RL Weekly 13: Learning to Toss, Learning to Paint, and How to Explain RL
Published
Learning to Toss
What it is
Researchers at Princeton University, Google, Columbia University and MIT developed the TossingBot system that learns how to grasp and throw arbitrary objects. TossingBot integrates simple physics and deep learning and can be trained end-to-end. After 10000 grasp and throw attempts, the robot has a grasping accuracy of 87% and a throwing accuracy of 85%. TossingBot can also rapidly generalize to new objects and targets since it integrates physics with deep learning.
Why it matters
Throwing arbitrary objects to a precise location is a challenging task, as it requires the robot to meet suitable pre-throw conditions while grasping and to account for object properties (mass distribution, aerodynamics). Yet, throwing has many applications, as it also greatly extends the workspace of the robot arm, and allows for faster object displacement than traditional pushing or grasping. Unlike previous throwing models, TossingBot is object-agnostic and requires minimal human intervention.
Read more
- TossingBot: Learning to Throw Arbitrary Objects with Residual Physics (ArXiv Preprint)
- Unifying Physics and Deep Learning with TossingBot (Google AI Blog)
- Robots Learning to Toss (YouTube Video)
- TossingBot: Learning to Throw Arbitrary Objects with Residual Physics (YouTube Video)
- TossingBot: Learning to Throw Arbitrary Objects with Residual Physics (Princeton CS Site)
Learning to Paint
What it is
Researchers at Peking University and Megvii used model-based RL with neural renderer to reproduce a target image with paint strokes. The environment is modeled with a neural renderer, allowing for efficient training of the DDPG agent.
Why it matters
Model-based RL allows agents to learn complex tasks that are impossible with model-free RL. However, creating a good model is often difficult. The authors present a method to construct a suitable model for the stroke-based rendering task.
Read more
- Learning to Paint with Model-based Deep Reinforcement Learning (ArXiv Preprint)
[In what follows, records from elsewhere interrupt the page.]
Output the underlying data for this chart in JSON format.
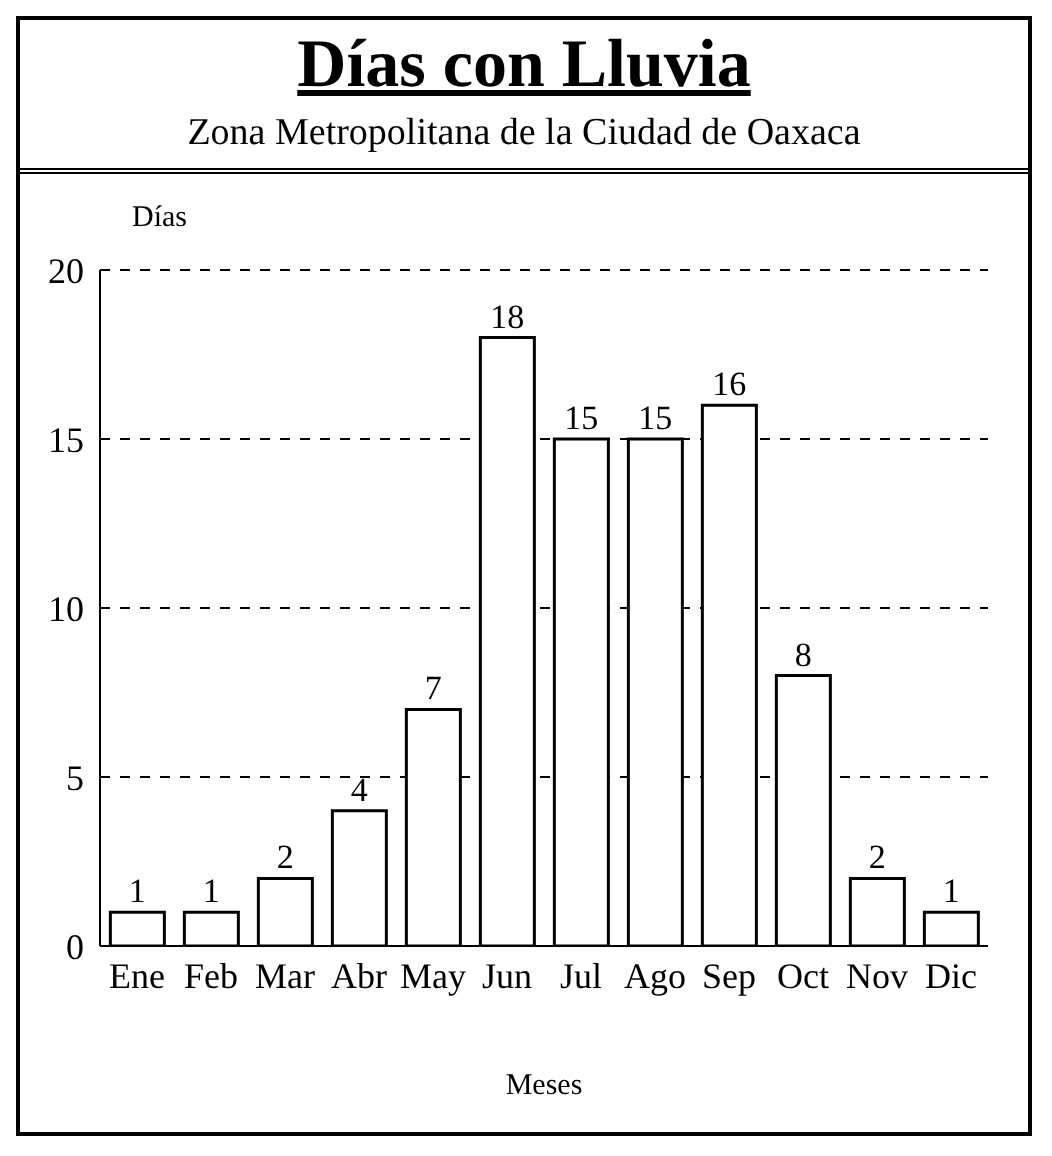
{
  "chart_data": {
    "type": "bar",
    "title": "Días con Lluvia",
    "subtitle": "Zona Metropolitana de la Ciudad de Oaxaca",
    "ylabel": "Días",
    "xlabel": "Meses",
    "categories": [
      "Ene",
      "Feb",
      "Mar",
      "Abr",
      "May",
      "Jun",
      "Jul",
      "Ago",
      "Sep",
      "Oct",
      "Nov",
      "Dic"
    ],
    "values": [
      1,
      1,
      2,
      4,
      7,
      18,
      15,
      15,
      16,
      8,
      2,
      1
    ],
    "color": "#ffffff",
    "ylim": [
      0,
      20
    ],
    "yticks": [
      0,
      5,
      10,
      15,
      20
    ],
    "grid": "y",
    "data_labels": true
  }
}
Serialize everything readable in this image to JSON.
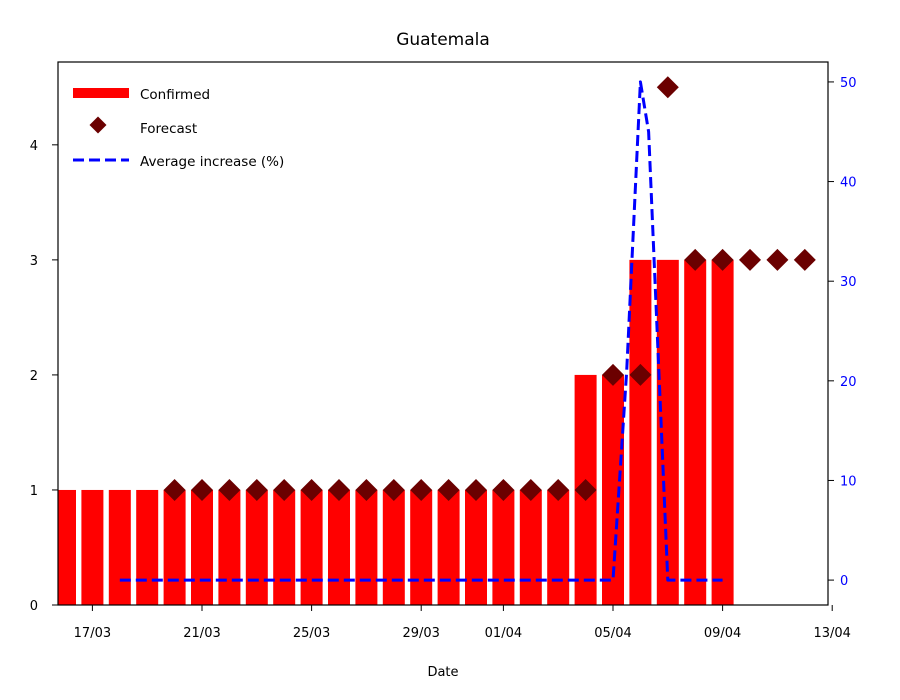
{
  "chart_data": {
    "type": "bar",
    "title": "Guatemala",
    "xlabel": "Date",
    "ylabel": "",
    "y2label": "",
    "x_ticks": [
      "17/03",
      "21/03",
      "25/03",
      "29/03",
      "01/04",
      "05/04",
      "09/04",
      "13/04"
    ],
    "y_ticks": [
      "0",
      "1",
      "2",
      "3",
      "4"
    ],
    "y2_ticks": [
      "0",
      "10",
      "20",
      "30",
      "40",
      "50"
    ],
    "ylim": [
      0,
      4.72
    ],
    "y2lim": [
      -2.5,
      52
    ],
    "x_range_days": [
      16,
      44
    ],
    "x_tick_days": [
      17,
      21,
      25,
      29,
      32,
      36,
      40,
      44
    ],
    "legend_position": "top-left",
    "colors": {
      "confirmed": "#ff0000",
      "forecast": "#6b0000",
      "average": "#0000ff",
      "right_axis": "#0000ff"
    },
    "series": [
      {
        "name": "Confirmed",
        "kind": "bar",
        "x_days": [
          16,
          17,
          18,
          19,
          20,
          21,
          22,
          23,
          24,
          25,
          26,
          27,
          28,
          29,
          30,
          31,
          32,
          33,
          34,
          35,
          36,
          37,
          38,
          39,
          40
        ],
        "values": [
          1,
          1,
          1,
          1,
          1,
          1,
          1,
          1,
          1,
          1,
          1,
          1,
          1,
          1,
          1,
          1,
          1,
          1,
          1,
          2,
          2,
          3,
          3,
          3,
          3
        ]
      },
      {
        "name": "Forecast",
        "kind": "scatter",
        "x_days": [
          20,
          21,
          22,
          23,
          24,
          25,
          26,
          27,
          28,
          29,
          30,
          31,
          32,
          33,
          34,
          35,
          36,
          37,
          38,
          39,
          40,
          41,
          42,
          43
        ],
        "values": [
          1,
          1,
          1,
          1,
          1,
          1,
          1,
          1,
          1,
          1,
          1,
          1,
          1,
          1,
          1,
          1,
          2,
          2,
          4.5,
          3,
          3,
          3,
          3,
          3
        ]
      },
      {
        "name": "Average increase (%)",
        "kind": "line",
        "axis": "right",
        "x_days": [
          18,
          19,
          20,
          21,
          22,
          23,
          24,
          25,
          26,
          27,
          28,
          29,
          30,
          31,
          32,
          33,
          34,
          35,
          36,
          36.5,
          37,
          37.3,
          38,
          39,
          40
        ],
        "values": [
          0,
          0,
          0,
          0,
          0,
          0,
          0,
          0,
          0,
          0,
          0,
          0,
          0,
          0,
          0,
          0,
          0,
          0,
          0,
          21,
          50,
          45,
          0,
          0,
          0
        ]
      }
    ]
  }
}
- Learning to Paint with Model-based Deep Reinforcement Learning (GitHub Repo)
How to Explain RL
What it is
Researchers at Oregon State University conducted an empirical study explaining the concept of RL agents to people inexperienced with AI Participants were divided into four groups, Control, Saliency, Rewards, and Everything, and each group were shown different explanatory visualizations of RL agent playing an RTS game. The Control group only saw the game map. The Saliency group saw the saliency map also. The Reward group had access to reward decomposition bars, and the Everything group had access to both saliency map and reward decompositon bars. The researchers conclude that different types of explanations fit different situations and different people, and that participants could also be overwhelmed by explanations.
Why it matters
In the last few years, RL researchers made significant progress, defeating world champions in Go and boasting superhuman performance in various video games. Unfortunately, these results were not accompanied with satisfying explanation of the AI. Ensuring that people have some basic understanding of AI and DL models could facilitate better discussion of deploying AI in real life situations. Thus, such empirical studies that attempt to find a good explanation of RL could be fruitful.
Read more
Some more exciting news in RL:
- Michaël Trazzi published a post summarizing meta RL on FloydHub.
- Researchers at University of Oxford proposed Generalized Off-Policy Actor-Critic (Geoff-PAC) with a new objective that unites existing off-policy policy gradient algorithms in continuing (non-episodic) setting.